«Кащей», в переводе со все того же, означает «пленник», что к приближающемуся сейчас старику имело прямое отношение, правда лет одиннадцать тому назад. Тогда, с горы, в которую весь Купавная своей единственной улицей почти упирается, сошла снежная лавина, вызванная неизвестными сотрясениями горных пород. Хотя, многознающие утверждают, что причиной тому явлению стали «темные» дела, происходящие в соседних с нами землях Озерного края. Будто там какую-то пещеру обвалили, ходы в которой на много миль вдоль всех Рудных гор простирались. Но, не то важно. А важно, что на самом гребне той лавины, и прямиком в огород нашего порядника и заехал на своих полозьях, тогда еще Терех, промышлявший на пару с подельником «черными» перекупками(4). Подельнику повезло больше, хотя, судить о том сложно, ведь его судьба для нас неизвестна. А вот наш «счастливчик» переломал себе обе ноги, перейдя, сначала в ранг «пациента» весевой знахарки. А уж потом ему на выбор и была предоставлена судьба — либо быть торжественно сданным государственным властям, либо остаться здесь и стать частью местной языческой общины, коей, по большому счету, глубоко начхать на отсутствие у нового своего члена даже паспорта. Главное, чтоб у него в наличие имелись: незлобливый нрав, умелые руки и, хотя бы уважительное отношение к многоликому божественному «хороводу»(5). А обращение «Кащей» так и зацепилось, сначала за местные языки, а потом уж надежно осело и в головах, что с годами привело к тому, что и сам бывший Терех при знакомстве стал представляться по новому, языческому имени. Благо, за пределами веси его значение мало кто знает.
— Ой, л-ли, — расплылся, при виде такой дружной компании, воротившийся хозяин, а потом прищурил на меня свои большие осоловелые глаза. — Чисто Мокоша(6) с дитями ты, Евсения и при хозяйстве.
— Ну, уж, — в ответ беззлобно фыркнула я, однако, тут же перевернув метлу к низу прутьями.
— Дядька Кащей, а мы про люде-коней сегодня читали. Ты нам такие же свистульки вырежешь?
— Ага, всем, окромя Галки, а то ей опять примерещится.
— Сам ты… Дядька Кащей, а мне тогда с птичкой. А я ее дома сама разрисую. У меня и краски есть, — обступили старика со всех сторон дети, дергая его, то за помятую рубаху, то за полное липовых заготовок под такие же забавы лукошко… Интересно, а где ж он «накатить» то успел? Не иначе, как с пастухом опять под березами об устройстве мира беседовали:
— А, ну-ка, всем помолчать! — напомнила и я о себе. — Докладываю: в ваше отсутствие на вверенном мне для просвещения дворе… — бросила я быстрый взгляд по притихшим ребячьим физиономиям. — ничего безгодного не произошло. Дети вели себя примерно. Книги — все в сохранности.

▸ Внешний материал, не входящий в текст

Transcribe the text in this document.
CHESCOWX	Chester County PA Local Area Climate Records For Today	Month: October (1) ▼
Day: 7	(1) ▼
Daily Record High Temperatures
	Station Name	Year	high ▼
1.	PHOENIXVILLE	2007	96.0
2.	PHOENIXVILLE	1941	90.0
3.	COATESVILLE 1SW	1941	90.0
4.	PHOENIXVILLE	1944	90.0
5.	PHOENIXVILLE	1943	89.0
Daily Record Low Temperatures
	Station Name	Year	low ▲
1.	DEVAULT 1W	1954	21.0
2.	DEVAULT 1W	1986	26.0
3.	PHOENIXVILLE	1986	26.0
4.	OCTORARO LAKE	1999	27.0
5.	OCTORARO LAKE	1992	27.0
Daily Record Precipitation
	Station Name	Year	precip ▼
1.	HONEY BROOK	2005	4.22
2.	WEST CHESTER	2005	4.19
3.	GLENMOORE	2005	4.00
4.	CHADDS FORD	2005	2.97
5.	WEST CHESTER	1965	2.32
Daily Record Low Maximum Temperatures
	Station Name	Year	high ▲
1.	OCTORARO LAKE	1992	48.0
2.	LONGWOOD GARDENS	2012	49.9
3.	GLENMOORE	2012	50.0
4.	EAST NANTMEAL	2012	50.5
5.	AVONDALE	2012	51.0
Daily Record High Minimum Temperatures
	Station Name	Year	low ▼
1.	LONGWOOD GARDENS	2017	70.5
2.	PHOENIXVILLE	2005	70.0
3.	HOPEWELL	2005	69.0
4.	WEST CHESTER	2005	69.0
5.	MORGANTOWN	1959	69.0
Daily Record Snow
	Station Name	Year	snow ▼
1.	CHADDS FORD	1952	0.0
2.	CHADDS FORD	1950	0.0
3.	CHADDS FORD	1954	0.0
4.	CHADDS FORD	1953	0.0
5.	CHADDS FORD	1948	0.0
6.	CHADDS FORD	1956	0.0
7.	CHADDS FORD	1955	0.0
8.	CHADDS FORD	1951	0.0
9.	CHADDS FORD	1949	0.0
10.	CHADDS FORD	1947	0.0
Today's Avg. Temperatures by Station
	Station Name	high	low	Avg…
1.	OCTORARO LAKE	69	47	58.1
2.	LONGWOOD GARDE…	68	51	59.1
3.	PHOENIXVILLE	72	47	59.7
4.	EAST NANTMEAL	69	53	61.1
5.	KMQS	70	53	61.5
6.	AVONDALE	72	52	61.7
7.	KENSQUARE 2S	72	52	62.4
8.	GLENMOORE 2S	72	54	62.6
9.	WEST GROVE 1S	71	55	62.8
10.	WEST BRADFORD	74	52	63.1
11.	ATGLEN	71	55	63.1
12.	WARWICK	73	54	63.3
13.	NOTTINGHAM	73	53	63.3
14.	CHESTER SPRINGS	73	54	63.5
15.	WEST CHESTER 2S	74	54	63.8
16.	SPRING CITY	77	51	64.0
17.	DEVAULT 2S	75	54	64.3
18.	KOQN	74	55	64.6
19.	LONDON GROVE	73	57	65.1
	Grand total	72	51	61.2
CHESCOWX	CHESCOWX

— А Лех в личине? — подала голос смуглая Жула, но тут же была одернута за жидкую косицу:
— Так-то ж за калиткой было. Молчи.
— Ну, раз вы такие молодцы, — сделал Кащей вид, будто он не только слабо видит, но, и слышит. — добро, смастерю вам свистульки с люде-конями, — а потом закончил, уже через радостный визг. — Евсения, ты-то завтра придешь?
— А у вас опять дела? — тоже повысила я голос.
— Да просто приходи. Я буду чадам читать, и ты тоже послушаешь. Или выросла уже из познавательных книжек?
А что мне ему ответить? Не выросла я. Да только в книжках этих, не про таких, как я написанных, больше вопросов, чем ответов, дать которые мне здесь некому:
— Будет время, приду. И за новое лукошко благодарствую… Ой, а, где ж я его оставила-то? — и подорвалась назад к высокому крыльцу, приткнув по дороге в прежний угол свое «воспитательное орудие»…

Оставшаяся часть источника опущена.